Record vacancies, as firms complain they can’t find staff. Employers taking that most extreme of measures: raising wages. This is not the usual post-recession story, partly reflecting that the pandemic has shrunk our labour force by around half a million workers.
This has led to speculation about the lasting effects of pandemic-induced labour shortages, with suggestions ranging from higher prices, to more machines replacing missing workers, or a smaller economy. But in terms of what comes next, it’s possible that less crystal ball gazing and a few more history lessons might help.

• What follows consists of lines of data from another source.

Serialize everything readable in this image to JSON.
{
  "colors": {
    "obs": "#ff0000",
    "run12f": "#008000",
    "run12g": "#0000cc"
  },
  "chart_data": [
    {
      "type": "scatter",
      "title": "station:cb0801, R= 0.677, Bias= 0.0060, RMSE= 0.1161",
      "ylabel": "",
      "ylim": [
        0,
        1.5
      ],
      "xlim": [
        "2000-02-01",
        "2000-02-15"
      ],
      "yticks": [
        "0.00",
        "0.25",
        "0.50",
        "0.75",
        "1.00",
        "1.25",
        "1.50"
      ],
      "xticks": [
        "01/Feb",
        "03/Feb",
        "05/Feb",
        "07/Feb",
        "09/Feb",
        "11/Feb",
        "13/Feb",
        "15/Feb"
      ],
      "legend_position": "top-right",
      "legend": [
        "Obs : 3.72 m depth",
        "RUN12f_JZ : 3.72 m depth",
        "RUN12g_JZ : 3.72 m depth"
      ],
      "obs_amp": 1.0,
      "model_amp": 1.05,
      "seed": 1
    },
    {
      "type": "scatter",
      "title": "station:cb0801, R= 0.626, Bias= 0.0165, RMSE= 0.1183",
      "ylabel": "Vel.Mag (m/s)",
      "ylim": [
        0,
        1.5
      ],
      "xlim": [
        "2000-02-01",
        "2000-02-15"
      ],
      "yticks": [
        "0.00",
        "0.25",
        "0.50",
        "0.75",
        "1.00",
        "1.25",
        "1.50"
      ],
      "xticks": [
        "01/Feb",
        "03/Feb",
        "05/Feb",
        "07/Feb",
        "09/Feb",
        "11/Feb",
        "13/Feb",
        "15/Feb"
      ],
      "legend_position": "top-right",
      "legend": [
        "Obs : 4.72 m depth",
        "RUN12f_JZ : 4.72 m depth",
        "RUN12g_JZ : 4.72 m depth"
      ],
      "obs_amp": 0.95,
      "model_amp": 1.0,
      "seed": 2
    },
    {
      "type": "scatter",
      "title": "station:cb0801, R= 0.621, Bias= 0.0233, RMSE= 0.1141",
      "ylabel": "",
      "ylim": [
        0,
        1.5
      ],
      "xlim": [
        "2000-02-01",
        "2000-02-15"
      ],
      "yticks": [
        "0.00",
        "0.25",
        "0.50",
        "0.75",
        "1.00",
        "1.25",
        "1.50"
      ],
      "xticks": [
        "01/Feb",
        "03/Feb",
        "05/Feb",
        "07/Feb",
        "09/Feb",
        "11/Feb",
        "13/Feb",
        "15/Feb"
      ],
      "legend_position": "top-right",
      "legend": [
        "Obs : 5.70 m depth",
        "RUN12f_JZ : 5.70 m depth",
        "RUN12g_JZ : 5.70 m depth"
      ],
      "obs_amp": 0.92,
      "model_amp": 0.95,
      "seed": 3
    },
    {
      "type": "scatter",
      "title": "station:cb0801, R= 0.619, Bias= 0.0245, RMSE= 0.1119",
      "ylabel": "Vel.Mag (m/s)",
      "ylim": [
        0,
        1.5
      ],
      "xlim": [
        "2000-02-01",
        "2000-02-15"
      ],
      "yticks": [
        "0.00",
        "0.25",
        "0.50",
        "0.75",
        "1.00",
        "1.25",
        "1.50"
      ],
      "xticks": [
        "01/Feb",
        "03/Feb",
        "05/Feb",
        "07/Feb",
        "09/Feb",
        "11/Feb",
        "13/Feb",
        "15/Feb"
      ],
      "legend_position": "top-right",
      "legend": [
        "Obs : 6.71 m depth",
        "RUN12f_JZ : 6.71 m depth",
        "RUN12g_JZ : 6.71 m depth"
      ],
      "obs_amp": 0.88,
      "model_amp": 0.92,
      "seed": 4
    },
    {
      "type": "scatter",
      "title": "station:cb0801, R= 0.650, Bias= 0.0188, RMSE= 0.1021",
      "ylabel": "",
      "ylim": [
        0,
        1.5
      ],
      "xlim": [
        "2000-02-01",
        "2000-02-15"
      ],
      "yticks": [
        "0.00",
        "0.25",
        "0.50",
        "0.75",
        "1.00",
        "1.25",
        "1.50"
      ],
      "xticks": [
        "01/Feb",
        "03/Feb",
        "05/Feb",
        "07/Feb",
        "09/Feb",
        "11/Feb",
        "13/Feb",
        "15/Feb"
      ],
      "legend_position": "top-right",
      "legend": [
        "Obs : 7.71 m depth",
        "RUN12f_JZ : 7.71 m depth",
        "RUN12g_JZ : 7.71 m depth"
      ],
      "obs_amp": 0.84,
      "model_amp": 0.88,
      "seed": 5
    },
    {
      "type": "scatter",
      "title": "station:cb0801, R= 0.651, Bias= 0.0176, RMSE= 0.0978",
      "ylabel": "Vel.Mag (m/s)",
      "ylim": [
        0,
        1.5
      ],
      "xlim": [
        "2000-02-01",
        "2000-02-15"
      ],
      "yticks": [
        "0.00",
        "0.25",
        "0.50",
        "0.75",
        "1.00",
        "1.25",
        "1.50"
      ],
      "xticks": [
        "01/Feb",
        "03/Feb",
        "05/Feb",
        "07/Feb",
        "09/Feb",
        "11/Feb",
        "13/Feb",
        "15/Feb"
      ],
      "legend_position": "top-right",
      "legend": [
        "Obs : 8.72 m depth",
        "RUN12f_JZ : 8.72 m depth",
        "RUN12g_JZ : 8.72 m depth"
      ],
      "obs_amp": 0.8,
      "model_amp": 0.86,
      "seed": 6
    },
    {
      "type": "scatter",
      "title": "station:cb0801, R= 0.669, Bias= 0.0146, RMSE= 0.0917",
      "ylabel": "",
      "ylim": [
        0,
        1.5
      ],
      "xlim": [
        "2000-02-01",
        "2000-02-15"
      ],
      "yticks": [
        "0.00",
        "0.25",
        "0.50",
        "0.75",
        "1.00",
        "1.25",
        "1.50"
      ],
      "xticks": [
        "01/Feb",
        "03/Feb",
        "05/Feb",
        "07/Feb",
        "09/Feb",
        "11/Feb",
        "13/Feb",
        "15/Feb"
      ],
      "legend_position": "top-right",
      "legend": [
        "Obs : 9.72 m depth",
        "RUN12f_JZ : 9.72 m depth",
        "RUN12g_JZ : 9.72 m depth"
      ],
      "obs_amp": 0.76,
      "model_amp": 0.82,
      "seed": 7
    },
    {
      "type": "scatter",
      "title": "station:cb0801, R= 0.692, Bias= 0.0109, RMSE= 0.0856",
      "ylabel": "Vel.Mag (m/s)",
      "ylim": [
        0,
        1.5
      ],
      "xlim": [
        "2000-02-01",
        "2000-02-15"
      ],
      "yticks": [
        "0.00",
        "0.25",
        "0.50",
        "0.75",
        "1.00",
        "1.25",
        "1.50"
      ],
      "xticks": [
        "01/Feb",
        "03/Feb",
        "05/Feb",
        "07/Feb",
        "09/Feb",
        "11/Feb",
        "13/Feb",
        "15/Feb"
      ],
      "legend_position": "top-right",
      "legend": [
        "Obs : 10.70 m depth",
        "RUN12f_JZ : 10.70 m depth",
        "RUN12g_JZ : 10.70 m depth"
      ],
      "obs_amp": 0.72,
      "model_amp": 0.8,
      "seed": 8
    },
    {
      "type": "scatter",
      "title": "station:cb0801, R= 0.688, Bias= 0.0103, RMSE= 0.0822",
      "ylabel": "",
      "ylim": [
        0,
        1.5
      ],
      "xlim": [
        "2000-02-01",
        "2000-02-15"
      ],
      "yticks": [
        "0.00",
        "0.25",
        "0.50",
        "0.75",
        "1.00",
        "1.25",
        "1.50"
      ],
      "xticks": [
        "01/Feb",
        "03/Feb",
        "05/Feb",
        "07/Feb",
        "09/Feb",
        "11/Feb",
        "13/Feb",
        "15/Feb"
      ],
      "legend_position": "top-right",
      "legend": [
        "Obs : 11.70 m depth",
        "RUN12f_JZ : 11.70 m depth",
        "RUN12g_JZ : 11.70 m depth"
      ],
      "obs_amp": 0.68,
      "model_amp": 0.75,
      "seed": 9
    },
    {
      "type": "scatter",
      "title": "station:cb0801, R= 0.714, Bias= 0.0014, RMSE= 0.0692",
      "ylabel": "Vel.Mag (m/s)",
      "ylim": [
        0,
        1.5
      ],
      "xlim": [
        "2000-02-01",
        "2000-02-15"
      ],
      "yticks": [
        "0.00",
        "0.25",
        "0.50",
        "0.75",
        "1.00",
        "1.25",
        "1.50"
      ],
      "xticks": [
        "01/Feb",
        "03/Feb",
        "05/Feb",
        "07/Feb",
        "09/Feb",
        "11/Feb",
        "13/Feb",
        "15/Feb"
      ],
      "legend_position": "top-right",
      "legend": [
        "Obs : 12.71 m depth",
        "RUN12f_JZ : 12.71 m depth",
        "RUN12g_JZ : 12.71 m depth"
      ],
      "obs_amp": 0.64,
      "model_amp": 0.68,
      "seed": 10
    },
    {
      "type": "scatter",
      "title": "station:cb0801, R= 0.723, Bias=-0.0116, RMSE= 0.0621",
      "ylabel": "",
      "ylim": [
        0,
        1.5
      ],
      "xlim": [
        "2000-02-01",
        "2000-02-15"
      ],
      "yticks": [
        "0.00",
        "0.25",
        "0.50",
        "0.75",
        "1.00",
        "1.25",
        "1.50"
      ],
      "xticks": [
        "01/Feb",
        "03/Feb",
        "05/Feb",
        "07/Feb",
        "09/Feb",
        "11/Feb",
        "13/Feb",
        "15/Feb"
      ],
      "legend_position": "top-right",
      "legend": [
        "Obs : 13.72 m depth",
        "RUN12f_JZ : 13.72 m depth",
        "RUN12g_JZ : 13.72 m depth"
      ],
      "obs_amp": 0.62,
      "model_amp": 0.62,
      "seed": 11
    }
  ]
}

That’s where new research into the impact of cholera outbreaks in 19th-century France that killed 1% of the population comes in. It looks at the number of deaths in different areas to investigate how the labour scarcity they caused affected the adoption of technology. It turns out that bigger shortages had a positive effect on uptake of technology (ploughs) and innovation (irrigation) in agriculture, but a temporary negative impact on industry (mining/textiles).
Why? Because technology substitutes workers in agriculture, so can replace them, but complements them in industry. Labour shortages increased people’s confidence that learning how to read would pay off via higher wages, boosting the need for agricultural mechanisation because literate workers avoided low-paid jobs there.
So, some good news for those hoping labour shortages will boost investment. The bad news? It involved training, which we’re not much interested in these days. Importantly, today’s workforce reduction is about older workers and young men not seeking work, compared with cholera deaths in 19th-century France. So we shouldn’t just ponder the effect of labour shortages – we should reduce them by supporting people back to work.